2. Proceed by Dichotomy; that is, cut the given class into two, one having the selected attribute (say, B), the other not having it (b). This, like all formal processes, assumes the principles of Contradiction and Excluded Middle, that 'No A is both B and not-B,' and that 'Every A is either B or not-B' ([chap. vi. § 3]); and if these principles are not true, or not applicable, the method fails.

When a class is thus subdivided, it may be called, in relation to its subclasses, a Genus; and in relation to it, the subclasses may be called Species: thus—genus A, species AB and Ab, etc.

3. Proceed gradually in the order of the importance of characters; that is, having divided the given class, subdivide on the same principle the two classes thence arising; and so again and again, step by step, until all the characters are exhausted: Divisio ne fiat per saltum.

Suppose we were to attempt an exhaustive classification of things by this method, we must begin with 'All Things,' and divide them (say) into phenomenal and not-phenomenal, and then subdivide phenomena, and so on, thus:

Having subdivided 'Simple' by all possible characters, we must then go back and similarly subdivide Not-phenomenal, Unextended, Not-resistant, Not-gravitating, and Compound. Now, if we knew all possible characters, and the order of their importance, we might prepare a priori a classification of all possible things; at least, of all things that come under the principles of Contradiction and Excluded Middle. Many of our compartments might contain nothing actual; there may, for example, be nothing that is not phenomenal to some mind, or nothing that is extended and not-resistant (no vacuum), and so forth. This would imply a breach of the rule, that the dividing quality be not common to the whole class; but, in fact, doubts have been, and are, seriously entertained whether these compartments are filled or not. If they are not, we have concepts representing nothing, which have been generated by the mere force of grammatical negation, or by the habit of thinking according to the principle of Excluded Middle; and, on the strength of these empty concepts, we have been misled into dividing by an attribute, which (being universal) cannot be a fundamentum divisionis. But though in such a classification places might be empty, there would be a place for everything; for whatever did not come into some positive class (such as Gravitating) must fall under one of the negative classes (the 'Nots') that run down the right-hand side of the Table and of its subdivisions.
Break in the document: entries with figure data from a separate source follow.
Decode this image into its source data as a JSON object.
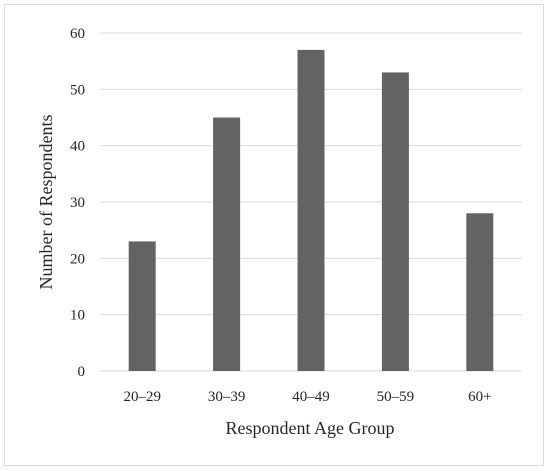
{
  "chart_data": {
    "type": "bar",
    "title": "",
    "xlabel": "Respondent Age Group",
    "ylabel": "Number of Respondents",
    "categories": [
      "20–29",
      "30–39",
      "40–49",
      "50–59",
      "60+"
    ],
    "values": [
      23,
      45,
      57,
      53,
      28
    ],
    "ylim": [
      0,
      60
    ],
    "yticks": [
      0,
      10,
      20,
      30,
      40,
      50,
      60
    ],
    "grid": true,
    "bar_color": "#636363",
    "grid_color": "#d9d9d9"
  }
}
This is the ideal of classification. Unfortunately we have to learn what characters or attributes are possible, by experience and comparison; we are far from knowing them all: and we do not know the order of their importance; nor are we even clear what 'important' means in this context, whether 'widely prevalent,' or 'ancient,' or 'causally influential,' or 'indicative of others.' Hence, in classifying actual things, we must follow the inductive method of beginning with particulars, and sorting them according to their likeness and difference as discovered by investigation. The exceptional cases, in which deduction is really useful, occur where certain limits to the number and combination of qualities happen to be known, as they may be in human institutions, or where there are mathematical conditions. Thus, we might be able to classify orders of Architecture, or the classical metres and stanzas of English poetry; though, in fact, these things are too free, subtle and complex for deductive treatment: for do not the Arts grow like trees? The only sure cases are mathematical; as we may show that there are possible only three kinds of plane triangles, four conic sections, five regular solids.

§ 5. The rules for testing a Division are as follows:

1. Each Sub-class, or Species, should comprise less than the Class, or Genus, to be divided. This provides that the division shall be a real one, and not based upon an attribute common to the whole class; that, therefore, the first rule for making a division shall have been adhered to. But, as in [§ 4], we are here met by a logical difficulty. Suppose that the class to be divided is A, and that we attempt to divide upon the attribute B, into AB and Ab; is this a true division, if we do not know any A that is not B? As far as our knowledge extends, we have not divided A at all. On the other hand, our knowledge of concrete things is never exhaustive; so that, although we know of no A that is not B, it may yet exist, and we have seen that it is a logical caution not to assume what we do not know. In a deductive classification, at least, it seems better to regard every attribute as a possible ground of division. Hence, in the above division of 'All Things,'—'Not-phenomenal,' 'Extended-Not-resistant,' 'Resistant-Not-gravitating,' appear as negative classes (that is, classes based on the negation of an attribute), although their real existence may be doubtful. But, if this be justifiable, we must either rewrite the first test of a division thus: 'Each sub-class should possibly comprise less than the class to be divided'; or else we must confine the test to (a) thoroughly empirical divisions, as in dividing Colour into Red and Not-red, where we know that both sub-classes are real; and (b) divisions under demonstrable conditions—as in dividing the three kinds of triangles by the quality equilateral, we know that it is only applicable to acute-angled triangles, and do not attempt to divide the right-angled or obtuse-angled by it.